Billingsgate Market
January 10, 2009
What on earth would possess someone to get up at 4:45am on a Saturday morning? The answer is cheap, fresh fish – particularly tempting if you live in land-locked London. Sleepy-eyed and with a new partner in crime (the boy slept through the whole episode), I caught a bus to Billingsgate Market armed with garbage bags and plastic bags.
Billingsgate Market has been around since Roman times, but not in its current form. In 1699, an Act of Parliament turned it from a general market into a fish market. In 1850 it moved indoors, then was rebuilt in 1873. Outgrowing this too, Billingsgate was finally moved in 1982 to its current home 10 minutes from me in east London. Proclaiming itself ‘the largest inland UK fish market’, it has a mixture of products (of which a large percentage is flown in): chilled seafood (from as far as New Zealand they say!), imported frozen fish, farmed varieties and fish products – no freshly cooked seafood for breakfast though. It’s not quite Sydney Fish Market, but it’s pretty good all the same.
Now Billingsgate is not one for the polite or the overly hygiene-concious. You’ll need to loudly demand and point to the fish you want or you’ll never get served and if you’re lucky like me, your change will be dropped in the boxes of fish… twice. Some stalls provide plastic bags, but it’s safer to bring your own.

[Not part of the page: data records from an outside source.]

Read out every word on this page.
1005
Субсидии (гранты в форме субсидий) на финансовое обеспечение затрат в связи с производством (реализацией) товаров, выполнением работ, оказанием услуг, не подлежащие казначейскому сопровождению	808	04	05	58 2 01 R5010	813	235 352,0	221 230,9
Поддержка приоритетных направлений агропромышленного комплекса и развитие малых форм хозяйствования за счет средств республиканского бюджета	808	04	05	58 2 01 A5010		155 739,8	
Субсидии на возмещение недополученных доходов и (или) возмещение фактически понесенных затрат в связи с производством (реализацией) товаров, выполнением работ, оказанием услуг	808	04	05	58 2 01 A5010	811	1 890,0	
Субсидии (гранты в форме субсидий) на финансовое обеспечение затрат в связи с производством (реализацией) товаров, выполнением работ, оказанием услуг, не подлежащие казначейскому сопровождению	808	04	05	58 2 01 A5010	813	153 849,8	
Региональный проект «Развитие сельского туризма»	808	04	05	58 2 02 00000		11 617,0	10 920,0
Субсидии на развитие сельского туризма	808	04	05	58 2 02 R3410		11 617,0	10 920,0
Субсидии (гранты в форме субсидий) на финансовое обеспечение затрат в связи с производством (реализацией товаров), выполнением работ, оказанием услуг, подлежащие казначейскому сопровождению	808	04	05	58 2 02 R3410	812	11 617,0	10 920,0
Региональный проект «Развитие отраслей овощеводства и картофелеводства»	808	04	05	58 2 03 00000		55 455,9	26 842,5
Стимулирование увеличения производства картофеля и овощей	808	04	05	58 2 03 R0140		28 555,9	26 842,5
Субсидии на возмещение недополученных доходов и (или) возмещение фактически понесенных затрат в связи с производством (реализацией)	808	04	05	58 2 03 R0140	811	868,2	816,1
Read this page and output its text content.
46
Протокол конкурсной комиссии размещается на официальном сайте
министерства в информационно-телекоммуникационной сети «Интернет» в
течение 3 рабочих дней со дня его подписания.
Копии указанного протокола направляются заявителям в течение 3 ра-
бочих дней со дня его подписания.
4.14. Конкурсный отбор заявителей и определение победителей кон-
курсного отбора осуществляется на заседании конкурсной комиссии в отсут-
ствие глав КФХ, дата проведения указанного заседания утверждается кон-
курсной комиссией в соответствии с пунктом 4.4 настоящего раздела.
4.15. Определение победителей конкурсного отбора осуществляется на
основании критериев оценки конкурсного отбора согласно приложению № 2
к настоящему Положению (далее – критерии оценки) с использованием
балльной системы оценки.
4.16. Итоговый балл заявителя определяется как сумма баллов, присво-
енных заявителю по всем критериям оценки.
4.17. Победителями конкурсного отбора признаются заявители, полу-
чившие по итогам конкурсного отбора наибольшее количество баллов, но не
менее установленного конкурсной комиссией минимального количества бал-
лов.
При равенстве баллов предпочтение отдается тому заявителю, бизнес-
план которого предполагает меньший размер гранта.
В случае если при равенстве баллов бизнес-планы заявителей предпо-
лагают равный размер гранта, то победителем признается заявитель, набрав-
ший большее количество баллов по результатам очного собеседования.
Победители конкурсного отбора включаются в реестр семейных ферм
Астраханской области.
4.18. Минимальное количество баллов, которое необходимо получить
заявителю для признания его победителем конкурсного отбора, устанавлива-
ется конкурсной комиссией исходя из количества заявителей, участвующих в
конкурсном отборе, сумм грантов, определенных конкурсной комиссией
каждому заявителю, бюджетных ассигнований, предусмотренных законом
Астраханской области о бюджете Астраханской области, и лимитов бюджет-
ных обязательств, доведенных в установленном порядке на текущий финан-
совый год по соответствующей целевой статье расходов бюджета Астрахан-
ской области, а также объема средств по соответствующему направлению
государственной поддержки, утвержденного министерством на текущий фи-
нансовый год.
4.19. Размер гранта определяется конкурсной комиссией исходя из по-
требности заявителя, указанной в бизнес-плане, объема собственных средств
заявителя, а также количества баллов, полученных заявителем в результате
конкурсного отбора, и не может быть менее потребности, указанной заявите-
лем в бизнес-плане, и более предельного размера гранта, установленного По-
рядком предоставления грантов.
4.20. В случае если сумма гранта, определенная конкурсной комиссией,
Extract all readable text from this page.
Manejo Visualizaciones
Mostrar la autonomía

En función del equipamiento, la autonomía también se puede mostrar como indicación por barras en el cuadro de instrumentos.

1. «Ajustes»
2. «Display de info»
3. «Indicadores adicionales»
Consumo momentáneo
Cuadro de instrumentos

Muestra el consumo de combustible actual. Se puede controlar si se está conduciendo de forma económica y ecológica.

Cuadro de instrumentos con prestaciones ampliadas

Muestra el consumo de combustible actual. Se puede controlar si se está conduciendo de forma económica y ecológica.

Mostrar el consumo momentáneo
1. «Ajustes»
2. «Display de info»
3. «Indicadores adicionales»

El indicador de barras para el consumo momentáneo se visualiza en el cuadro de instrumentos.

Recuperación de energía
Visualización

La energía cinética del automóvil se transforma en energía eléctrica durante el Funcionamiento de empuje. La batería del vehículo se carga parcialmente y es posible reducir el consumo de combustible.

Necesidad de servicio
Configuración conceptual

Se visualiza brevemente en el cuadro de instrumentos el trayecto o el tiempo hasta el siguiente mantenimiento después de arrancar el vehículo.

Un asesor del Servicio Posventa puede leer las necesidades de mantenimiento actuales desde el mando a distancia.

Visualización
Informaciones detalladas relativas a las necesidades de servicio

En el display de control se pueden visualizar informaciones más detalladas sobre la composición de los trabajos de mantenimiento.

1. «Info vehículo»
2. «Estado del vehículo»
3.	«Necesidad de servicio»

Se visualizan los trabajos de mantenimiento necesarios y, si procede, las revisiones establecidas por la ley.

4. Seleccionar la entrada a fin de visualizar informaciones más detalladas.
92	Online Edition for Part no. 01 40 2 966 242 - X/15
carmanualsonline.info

It doesn’t take long to wander down the 4 or 5 aisles, jumping out of the way as trolleys are pushed past you. And to my untrained eyes, the price and quality seemed fairly similar between stalls. This being my second expedition, I was determined to bring home at least some salmon and prawns (no frozen tilapia this time!). We came away with 3kg of prawns (which go up in price according to size), 5 x pomfret, a whole salmon (filleting it was another story), 6 x trout (at a bargain price) and 6 x delicious red snapper… thankfully, I had a good friend to help peel / clean / cook them!
Happy with our purchases, we then spent the next couple of hours shelling prawns and packaging fish into meal-sized portions for the freezer. (Note to self: buy salmon fillets next time – not sure the effort of scaling and filleting paid off, as the fillets we bought last time tasted better!) All up, it was £60 for a few months’ worth of fish and even though we were sleepy the rest of the day, it was worth it!